By Frances Clause
“Take listeners’ ears on a journey from the first note to the last note,” Jamey Aebersold, world-renowned jazz performer, said as he gave Dana School of Music students advice on musical phrasing, improvisation and playing solos.
Aebersold was the guest artist of YSU Jazz Day and Saxophone Summit at Bliss Hall, where his clinic and master class were the highlights of Saturday’s nine-hour event.
Aebersold graduated from Indiana University with a master’s degree in saxophone in 1962 and was awarded an honorary doctorate from the same university in 1992. His summer jazz workshops, instructional books and “Jazz Play-A-Long” series continue to teach students from around the world.
“Each time we have new clinicians come to YSU’s Dana School of Music, we get the chance to gain outside insight that we wouldn’t get had these clinicians not been able to visit,” Billy McKinney, senior music education and member of Dana’s saxophone studio, said.
McKinney said as a future teacher, events like this are important because it gives him and other music majors a chance to take in new perspectives of music.
“I really learned that there is more to jazz than just playing a ton of notes in a solo,” he said. “Jamey made sure that when we play solos in jazz music that each note is carefully picked to make musical sense.”
“Jazz solos are supposed to showcase our playing abilities, sure, but they are also supposed to showcase our musical thinking when it comes to phrasing,” he added, reflecting on what Aebersold demonstrated. “Essentially, the solo must sound as musical as it is virtuosic.”
Aebersold dissected harmonic and melodic devices common in jazz, discussed improvisational techniques and challenged audience members on their music knowledge through demonstrations on saxophone and piano.
Kent Engelhardt, professor of jazz studies, said the center of Aebersold’s teaching is the idea that all musicians can improvise.
“Whether or not that means you become a great jazz player, a great blues player, a great rock-and-roll player or a great country player, [Aebersold] opens improvisation up in such a logical way to people,” he said.
Engelhardt said he was fortunate to attend two of Aebersold’s jazz camps when he was young, and it set him on the path to what he does now.
“This event shows incoming students that we’re serious about the study of jazz, and it’s also an opportunity for them to get to hear some of our really terrific student musicians and faculty play,” he said.
Aebersold joined Dana students in playing a blues composition by Clifford Brown, a jazz bebop trumpeter, during his clinic. He was later joined by Dana faculty who closed the event with the sounds of their ensemble.

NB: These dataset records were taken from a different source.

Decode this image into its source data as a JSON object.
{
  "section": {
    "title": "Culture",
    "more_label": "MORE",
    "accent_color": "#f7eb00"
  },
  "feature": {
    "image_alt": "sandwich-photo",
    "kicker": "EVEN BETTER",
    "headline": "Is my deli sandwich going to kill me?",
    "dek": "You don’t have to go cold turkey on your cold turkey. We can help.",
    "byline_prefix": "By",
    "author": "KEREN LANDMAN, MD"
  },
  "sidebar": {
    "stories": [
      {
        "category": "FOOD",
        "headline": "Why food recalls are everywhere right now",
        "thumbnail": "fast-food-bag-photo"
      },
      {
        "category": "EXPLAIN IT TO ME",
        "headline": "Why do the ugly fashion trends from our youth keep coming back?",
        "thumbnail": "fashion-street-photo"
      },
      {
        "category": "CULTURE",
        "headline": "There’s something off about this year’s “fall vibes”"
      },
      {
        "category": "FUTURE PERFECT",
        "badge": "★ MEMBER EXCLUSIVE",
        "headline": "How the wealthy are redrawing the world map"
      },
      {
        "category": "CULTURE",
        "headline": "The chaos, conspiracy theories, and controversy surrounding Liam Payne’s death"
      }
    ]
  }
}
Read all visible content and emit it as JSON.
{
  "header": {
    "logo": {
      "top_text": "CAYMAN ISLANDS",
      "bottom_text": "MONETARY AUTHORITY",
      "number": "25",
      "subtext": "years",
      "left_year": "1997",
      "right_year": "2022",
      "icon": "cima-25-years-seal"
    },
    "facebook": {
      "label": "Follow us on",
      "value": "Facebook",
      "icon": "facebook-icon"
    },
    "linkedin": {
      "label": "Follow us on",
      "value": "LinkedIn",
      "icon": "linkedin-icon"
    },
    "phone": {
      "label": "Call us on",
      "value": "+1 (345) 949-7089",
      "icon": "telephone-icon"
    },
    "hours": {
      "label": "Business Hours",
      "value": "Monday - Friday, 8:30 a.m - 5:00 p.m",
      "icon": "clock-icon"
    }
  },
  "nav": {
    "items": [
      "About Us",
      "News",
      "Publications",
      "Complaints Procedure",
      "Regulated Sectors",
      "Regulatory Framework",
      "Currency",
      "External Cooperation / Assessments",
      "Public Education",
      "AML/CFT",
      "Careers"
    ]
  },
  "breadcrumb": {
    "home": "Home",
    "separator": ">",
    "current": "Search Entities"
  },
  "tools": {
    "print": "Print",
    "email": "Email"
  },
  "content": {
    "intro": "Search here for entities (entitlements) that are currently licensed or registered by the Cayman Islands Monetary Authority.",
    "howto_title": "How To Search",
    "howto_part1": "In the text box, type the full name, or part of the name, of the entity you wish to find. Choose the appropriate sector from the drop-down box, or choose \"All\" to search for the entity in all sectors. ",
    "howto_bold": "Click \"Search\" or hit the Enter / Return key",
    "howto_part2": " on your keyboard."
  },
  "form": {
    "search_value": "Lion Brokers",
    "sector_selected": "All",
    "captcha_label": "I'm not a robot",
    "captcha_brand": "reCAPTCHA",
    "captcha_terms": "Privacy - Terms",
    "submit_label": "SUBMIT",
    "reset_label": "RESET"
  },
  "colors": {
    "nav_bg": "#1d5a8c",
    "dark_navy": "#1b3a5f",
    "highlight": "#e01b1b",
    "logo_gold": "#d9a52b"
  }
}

“Getting to play with him after all these years was so cool,” Engelhardt said. “It’s almost as if the years melt away from him when he plays, and he seems forever young.”
Engelhardt said if there’s one thing he hopes students took away from the event, it’s that the positive energy among the ensembles at Dana is growing.
“The students have become a community,” he said. “That sense of community is really important, and that’s not always easy to find.”